Adesso la grande domanda è come si possano evitare nuove stragi come quella di domenica. Come istituzioni e autorità possano prevenire fenomeni che diventeranno giocoforza sempre più frequenti a causa dello scioglimento dei ghiacci. I giorni dopo la grande valanga di ghiaccio e rocce che si è staccata dalla vetta della Marmolada, travolgendo gli escursionisti che si trovavano sul fronte trentino della regina delle Dolomiti, ruotano attorno al “mai più”. Eppure controllare le decine di ghiacciai italiani in agonia, prossimi alla scomparsa per lenta consunzione o per crollo in seguito all’instabilità delle nevi perenni, è tutto fuorché facile. Ci vorrebbe una rete di monitoraggio in continuo o almeno dei bollettini quotidiani, come avviene in inverno con le valanghe. E il grande interrogativo è se qualcosa del genere avrebbe evitato la tragedia di domenica, costata la vita a 7 persone mentre altre 5 sono ancora disperse.

Il presidente della Provincia di Trento, Maurizio Fugatti, lo dice in maniera chiara: “In una stagione eccezionale come questa il nostro concetto di attenzione nello spingerci in alta quota deve essere aggiornato – evidenzia in un’intervista a Repubblica – Per questo è opportuno pensare a sistemi di segnalazione del pericolo: le bandiere rosse sui ghiacciai sotto stress possono aiutare gli escursionisti a compiere scelte sempre più consapevoli”. I rischi, sottolinea, “non sono azzerabili” e la montagna “deve restare un luogo aperto, altrimenti muore davvero”. Discorso “diverso”, precisa, è “pensare a segnali d’allarme in condizioni climatiche eccezionali”. In questo senso, le bandiere rosse “possono essere utili, come i bollettini sui livelli di sicurezza, redatti sulla falsariga di quelli invernali su rischio valanghe e stato delle piste da sci”.

Ora sulla Marmolada è stata installata una coppia di sistemi che permettono di lanciare allarmi immediati in caso di crollo e allo stesso tempo monitorano gli scivolamenti lenti, anche di un solo millimetro, del blocco di ghiaccio rimasto sospeso. E sono diversi i familiari di vittime e dispersi a chiedersi se qualcuno non avesse potuto allertare della situazione: “Mio cognato era una guida alpina espertissima.
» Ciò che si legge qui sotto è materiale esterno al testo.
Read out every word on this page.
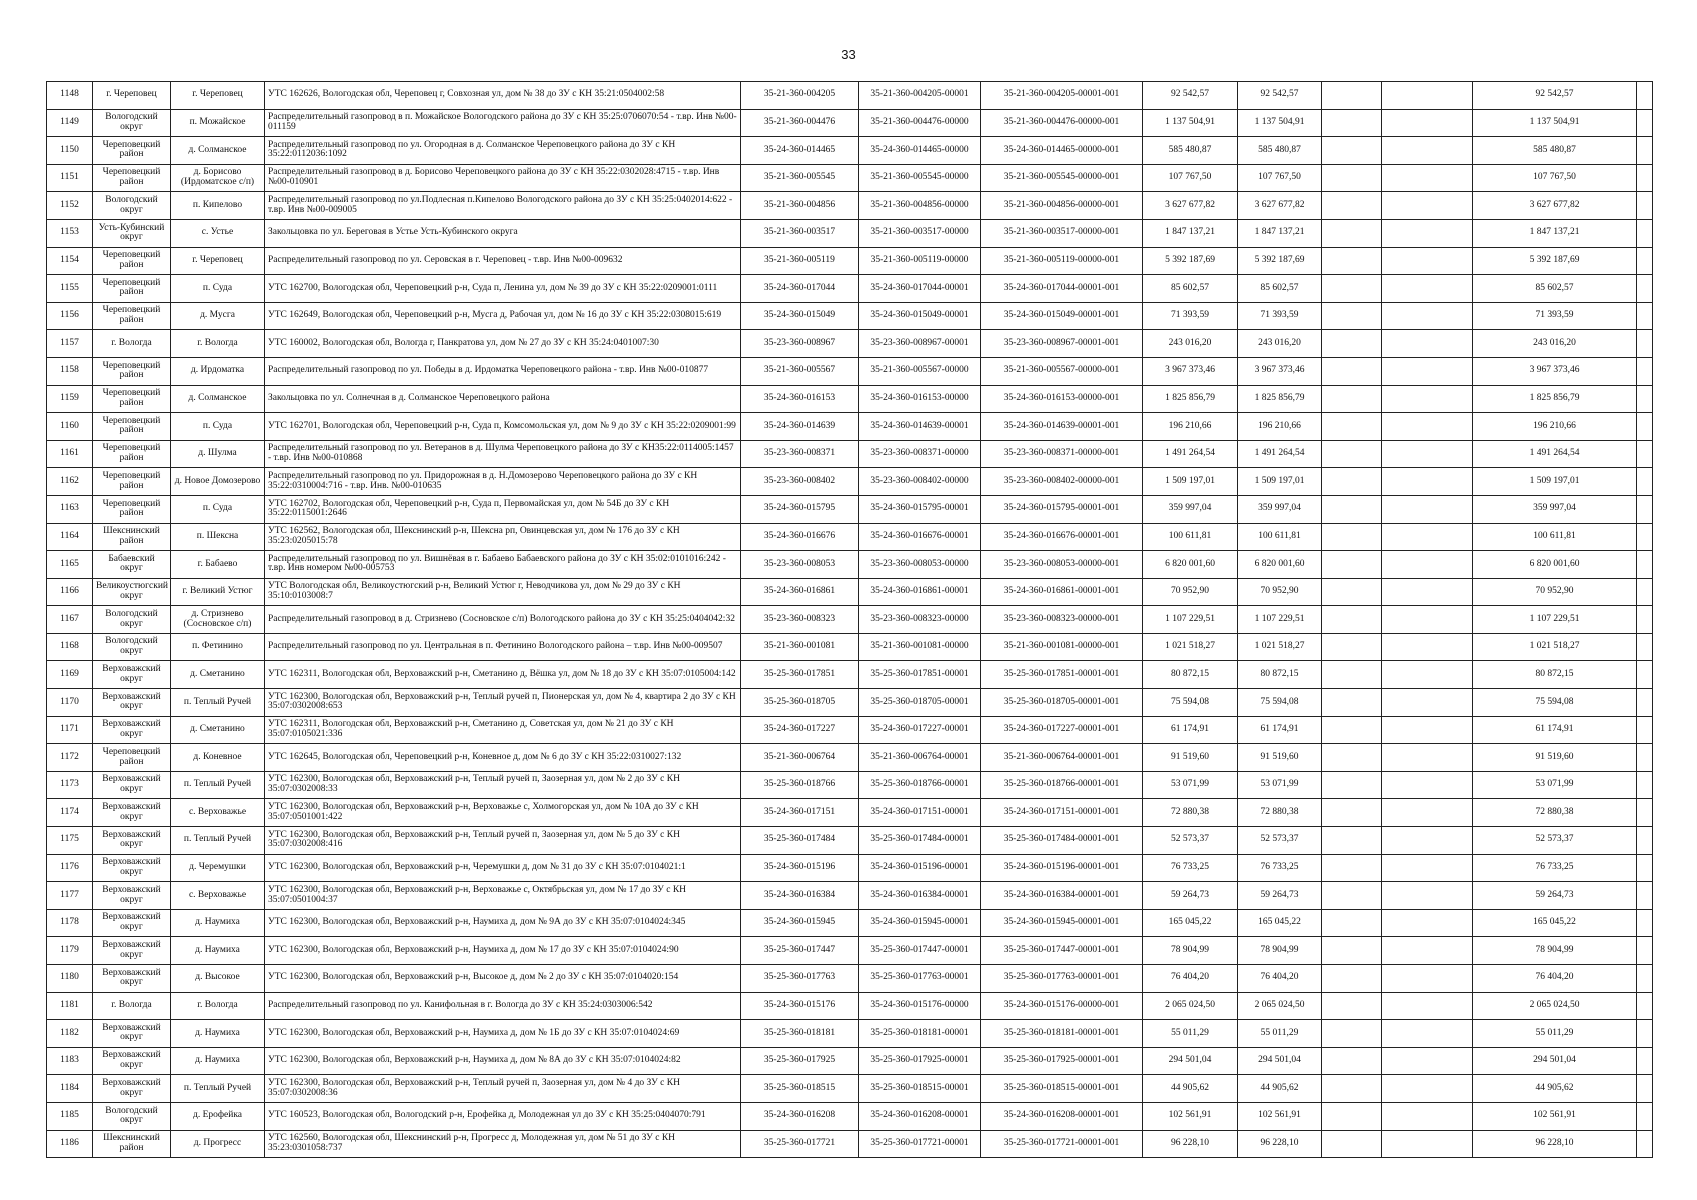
33
1148	г. Череповец	г. Череповец	УТС 162626, Вологодская обл, Череповец г, Совхозная ул, дом № 38 до ЗУ с КН 35:21:0504002:58	35-21-360-004205	35-21-360-004205-00001	35-21-360-004205-00001-001	92 542,57	92 542,57			92 542,57	
1149	Вологодский округ	п. Можайское	Распределительный газопровод в п. Можайское Вологодского района до ЗУ с КН 35:25:0706070:54 - т.вр. Инв №00-011159	35-21-360-004476	35-21-360-004476-00000	35-21-360-004476-00000-001	1 137 504,91	1 137 504,91			1 137 504,91	
1150	Череповецкий район	д. Солманское	Распределительный газопровод по ул. Огородная в д. Солманское Череповецкого района до ЗУ с КН 35:22:0112036:1092	35-24-360-014465	35-24-360-014465-00000	35-24-360-014465-00000-001	585 480,87	585 480,87			585 480,87	
1151	Череповецкий район	д. Борисово (Ирдоматское с/п)	Распределительный газопровод в д. Борисово Череповецкого района до ЗУ с КН 35:22:0302028:4715 - т.вр. Инв №00-010901	35-21-360-005545	35-21-360-005545-00000	35-21-360-005545-00000-001	107 767,50	107 767,50			107 767,50	
1152	Вологодский округ	п. Кипелово	Распределительный газопровод по ул.Подлесная п.Кипелово Вологодского района до ЗУ с КН 35:25:0402014:622 - т.вр. Инв №00-009005	35-21-360-004856	35-21-360-004856-00000	35-21-360-004856-00000-001	3 627 677,82	3 627 677,82			3 627 677,82	
1153	Усть-Кубинский округ	с. Устье	Закольцовка по ул. Береговая в Устье Усть-Кубинского округа	35-21-360-003517	35-21-360-003517-00000	35-21-360-003517-00000-001	1 847 137,21	1 847 137,21			1 847 137,21	
1154	Череповецкий район	г. Череповец	Распределительный газопровод по ул. Серовская в г. Череповец - т.вр. Инв №00-009632	35-21-360-005119	35-21-360-005119-00000	35-21-360-005119-00000-001	5 392 187,69	5 392 187,69			5 392 187,69	
1155	Череповецкий район	п. Суда	УТС 162700, Вологодская обл, Череповецкий р-н, Суда п, Ленина ул, дом № 39 до ЗУ с КН 35:22:0209001:0111	35-24-360-017044	35-24-360-017044-00001	35-24-360-017044-00001-001	85 602,57	85 602,57			85 602,57	
1156	Череповецкий район	д. Мусга	УТС 162649, Вологодская обл, Череповецкий р-н, Мусга д, Рабочая ул, дом № 16 до ЗУ с КН 35:22:0308015:619	35-24-360-015049	35-24-360-015049-00001	35-24-360-015049-00001-001	71 393,59	71 393,59			71 393,59	
1157	г. Вологда	г. Вологда	УТС 160002, Вологодская обл, Вологда г, Панкратова ул, дом № 27 до ЗУ с КН 35:24:0401007:30	35-23-360-008967	35-23-360-008967-00001	35-23-360-008967-00001-001	243 016,20	243 016,20			243 016,20	
1158	Череповецкий район	д. Ирдоматка	Распределительный газопровод по ул. Победы в д. Ирдоматка Череповецкого района - т.вр. Инв №00-010877	35-21-360-005567	35-21-360-005567-00000	35-21-360-005567-00000-001	3 967 373,46	3 967 373,46			3 967 373,46	
1159	Череповецкий район	д. Солманское	Закольцовка по ул. Солнечная в д. Солманское Череповецкого района	35-24-360-016153	35-24-360-016153-00000	35-24-360-016153-00000-001	1 825 856,79	1 825 856,79			1 825 856,79	
1160	Череповецкий район	п. Суда	УТС 162701, Вологодская обл, Череповецкий р-н, Суда п, Комсомольская ул, дом № 9 до ЗУ с КН 35:22:0209001:99	35-24-360-014639	35-24-360-014639-00001	35-24-360-014639-00001-001	196 210,66	196 210,66			196 210,66	
1161	Череповецкий район	д. Шулма	Распределительный газопровод по ул. Ветеранов в д. Шулма Череповецкого района до ЗУ с КН35:22:0114005:1457 - т.вр. Инв №00-010868	35-23-360-008371	35-23-360-008371-00000	35-23-360-008371-00000-001	1 491 264,54	1 491 264,54			1 491 264,54	
1162	Череповецкий район	д. Новое Домозерово	Распределительный газопровод по ул. Придорожная в д. Н.Домозерово Череповецкого района до ЗУ с КН 35:22:0310004:716 - т.вр. Инв. №00-010635	35-23-360-008402	35-23-360-008402-00000	35-23-360-008402-00000-001	1 509 197,01	1 509 197,01			1 509 197,01	
1163	Череповецкий район	п. Суда	УТС 162702, Вологодская обл, Череповецкий р-н, Суда п, Первомайская ул, дом № 54Б до ЗУ с КН 35:22:0115001:2646	35-24-360-015795	35-24-360-015795-00001	35-24-360-015795-00001-001	359 997,04	359 997,04			359 997,04	
1164	Шекснинский район	п. Шексна	УТС 162562, Вологодская обл, Шекснинский р-н, Шексна рп, Овинцевская ул, дом № 176 до ЗУ с КН 35:23:0205015:78	35-24-360-016676	35-24-360-016676-00001	35-24-360-016676-00001-001	100 611,81	100 611,81			100 611,81	
1165	Бабаевский округ	г. Бабаево	Распределительный газопровод по ул. Вишнёвая в г. Бабаево Бабаевского района до ЗУ с КН 35:02:0101016:242 - т.вр. Инв номером №00-005753	35-23-360-008053	35-23-360-008053-00000	35-23-360-008053-00000-001	6 820 001,60	6 820 001,60			6 820 001,60	
1166	Великоустюгский округ	г. Великий Устюг	УТС Вологодская обл, Великоустюгский р-н, Великий Устюг г, Неводчикова ул, дом № 29 до ЗУ с КН 35:10:0103008:7	35-24-360-016861	35-24-360-016861-00001	35-24-360-016861-00001-001	70 952,90	70 952,90			70 952,90	
1167	Вологодский округ	д. Стризнево (Сосновское с/п)	Распределительный газопровод в д. Стризнево (Сосновское с/п) Вологодского района до ЗУ с КН 35:25:0404042:32	35-23-360-008323	35-23-360-008323-00000	35-23-360-008323-00000-001	1 107 229,51	1 107 229,51			1 107 229,51	
1168	Вологодский округ	п. Фетинино	Распределительный газопровод по ул. Центральная в п. Фетинино Вологодского района – т.вр. Инв №00-009507	35-21-360-001081	35-21-360-001081-00000	35-21-360-001081-00000-001	1 021 518,27	1 021 518,27			1 021 518,27	
1169	Верховажский округ	д. Сметанино	УТС 162311, Вологодская обл, Верховажский р-н, Сметанино д, Вёшка ул, дом № 18 до ЗУ с КН 35:07:0105004:142	35-25-360-017851	35-25-360-017851-00001	35-25-360-017851-00001-001	80 872,15	80 872,15			80 872,15	
1170	Верховажский округ	п. Теплый Ручей	УТС 162300, Вологодская обл, Верховажский р-н, Теплый ручей п, Пионерская ул, дом № 4, квартира 2 до ЗУ с КН 35:07:0302008:653	35-25-360-018705	35-25-360-018705-00001	35-25-360-018705-00001-001	75 594,08	75 594,08			75 594,08	
1171	Верховажский округ	д. Сметанино	УТС 162311, Вологодская обл, Верховажский р-н, Сметанино д, Советская ул, дом № 21 до ЗУ с КН 35:07:0105021:336	35-24-360-017227	35-24-360-017227-00001	35-24-360-017227-00001-001	61 174,91	61 174,91			61 174,91	
1172	Череповецкий район	д. Коневное	УТС 162645, Вологодская обл, Череповецкий р-н, Коневное д, дом № 6 до ЗУ с КН 35:22:0310027:132	35-21-360-006764	35-21-360-006764-00001	35-21-360-006764-00001-001	91 519,60	91 519,60			91 519,60	
1173	Верховажский округ	п. Теплый Ручей	УТС 162300, Вологодская обл, Верховажский р-н, Теплый ручей п, Заозерная ул, дом № 2 до ЗУ с КН 35:07:0302008:33	35-25-360-018766	35-25-360-018766-00001	35-25-360-018766-00001-001	53 071,99	53 071,99			53 071,99	
1174	Верховажский округ	с. Верховажье	УТС 162300, Вологодская обл, Верховажский р-н, Верховажье с, Холмогорская ул, дом № 10А до ЗУ с КН 35:07:0501001:422	35-24-360-017151	35-24-360-017151-00001	35-24-360-017151-00001-001	72 880,38	72 880,38			72 880,38	
1175	Верховажский округ	п. Теплый Ручей	УТС 162300, Вологодская обл, Верховажский р-н, Теплый ручей п, Заозерная ул, дом № 5 до ЗУ с КН 35:07:0302008:416	35-25-360-017484	35-25-360-017484-00001	35-25-360-017484-00001-001	52 573,37	52 573,37			52 573,37	
1176	Верховажский округ	д. Черемушки	УТС 162300, Вологодская обл, Верховажский р-н, Черемушки д, дом № 31 до ЗУ с КН 35:07:0104021:1	35-24-360-015196	35-24-360-015196-00001	35-24-360-015196-00001-001	76 733,25	76 733,25			76 733,25	
1177	Верховажский округ	с. Верховажье	УТС 162300, Вологодская обл, Верховажский р-н, Верховажье с, Октябрьская ул, дом № 17 до ЗУ с КН 35:07:0501004:37	35-24-360-016384	35-24-360-016384-00001	35-24-360-016384-00001-001	59 264,73	59 264,73			59 264,73	
1178	Верховажский округ	д. Наумиха	УТС 162300, Вологодская обл, Верховажский р-н, Наумиха д, дом № 9А до ЗУ с КН 35:07:0104024:345	35-24-360-015945	35-24-360-015945-00001	35-24-360-015945-00001-001	165 045,22	165 045,22			165 045,22	
1179	Верховажский округ	д. Наумиха	УТС 162300, Вологодская обл, Верховажский р-н, Наумиха д, дом № 17 до ЗУ с КН 35:07:0104024:90	35-25-360-017447	35-25-360-017447-00001	35-25-360-017447-00001-001	78 904,99	78 904,99			78 904,99	
1180	Верховажский округ	д. Высокое	УТС 162300, Вологодская обл, Верховажский р-н, Высокое д, дом № 2 до ЗУ с КН 35:07:0104020:154	35-25-360-017763	35-25-360-017763-00001	35-25-360-017763-00001-001	76 404,20	76 404,20			76 404,20	
1181	г. Вологда	г. Вологда	Распределительный газопровод по ул. Канифольная в г. Вологда до ЗУ с КН 35:24:0303006:542	35-24-360-015176	35-24-360-015176-00000	35-24-360-015176-00000-001	2 065 024,50	2 065 024,50			2 065 024,50	
1182	Верховажский округ	д. Наумиха	УТС 162300, Вологодская обл, Верховажский р-н, Наумиха д, дом № 1Б до ЗУ с КН 35:07:0104024:69	35-25-360-018181	35-25-360-018181-00001	35-25-360-018181-00001-001	55 011,29	55 011,29			55 011,29	
1183	Верховажский округ	д. Наумиха	УТС 162300, Вологодская обл, Верховажский р-н, Наумиха д, дом № 8А до ЗУ с КН 35:07:0104024:82	35-25-360-017925	35-25-360-017925-00001	35-25-360-017925-00001-001	294 501,04	294 501,04			294 501,04	
1184	Верховажский округ	п. Теплый Ручей	УТС 162300, Вологодская обл, Верховажский р-н, Теплый ручей п, Заозерная ул, дом № 4 до ЗУ с КН 35:07:0302008:36	35-25-360-018515	35-25-360-018515-00001	35-25-360-018515-00001-001	44 905,62	44 905,62			44 905,62	
1185	Вологодский округ	д. Ерофейка	УТС 160523, Вологодская обл, Вологодский р-н, Ерофейка д, Молодежная ул до ЗУ с КН 35:25:0404070:791	35-24-360-016208	35-24-360-016208-00001	35-24-360-016208-00001-001	102 561,91	102 561,91			102 561,91	
1186	Шекснинский район	д. Прогресс	УТС 162560, Вологодская обл, Шекснинский р-н, Прогресс д, Молодежная ул, дом № 51 до ЗУ с КН 35:23:0301058:737	35-25-360-017721	35-25-360-017721-00001	35-25-360-017721-00001-001	96 228,10	96 228,10			96 228,10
Se ci fosse stato il minimo segnale di pericolo non sarebbe mai partito con mia sorella, lasciando a casa due figli – ha detto Debora Campagnaro, sorella di Erica, tra i 5 dispersi – Voglio capire se esiste un’istituzione, un’autorità che avrebbe potuto e dovuto fare un bollettino, lanciare un allarme per fermarli. Ed ora che cosa stiamo facendo?”.

Anche Alessandra Camilli, sopravvissuta al disastro, sottolinea: “Nessuno ci ha detto che era pericoloso salire, c’era un sacco di gente che andava tranquilla”. È ricoverata in ospedale e ricorda: “Ho sentito un rumore e guardato verso l’alto. Ho visto pezzi di neve e ghiaccio che scendevano, ho sentito qualcuno che gridava ‘via-via’. Poi penso di essere svenuta”. E sugli attimi prima dell’impatto sottolinea: “Non ho avuto neanche il tempo di pensare ‘ora scappo’, che sono stata travolta”. Eppure la procura di Trento martedì ha chiarito: “In questo momento possiamo escludere assolutamente una prevedibilità e una negligenza o un’imprudenza”, sono state le parole del procuratore capo di Trento, Sandro Raimondi, intervistato dal Tg3. “L’imprevedibilità in questo momento è quella che la fa da protagonista – ha detto – Per avere una responsabilità bisogna poter prevedere un evento, cosa che è molto molto difficile”.

Le ricerche continuano con quattro droni in volo: due droni della soccorso alpino veneto e altri due dei vigili del fuoco di Trento passano al setaccio la zona in cui la frana di ghiaccio ha travolto gli alpinisti. Oltre ai droni, ci sono anche due operatori della Guardia di finanza a capanna Ghiacciaio. Intanto proseguono le attività di trasporto del materiale tecnologico necessario per l’intervento “vista e udito” di una squadra scelta di soccorritori che, assieme a unità cinofile, potrebbe tornare sul ghiacciaio giovedì per fare delle ricerche sul posto: la neve nella parte bassa del via normale su cui è rovinata la frana si sta sciogliendo e la polvere e il pietrisco rendono difficoltoso l’utilizzo dei droni che non “vedono” chiaramente resti e attrezzatura sparsi sul ghiacciaio, per questo si pensa all’intervento con operatori scelti, malgrado il rischio di ulteriori crolli. Una situazione che comunque è in fase di valutazione, dal momento che l’intervento è ritenuto molto pericoloso.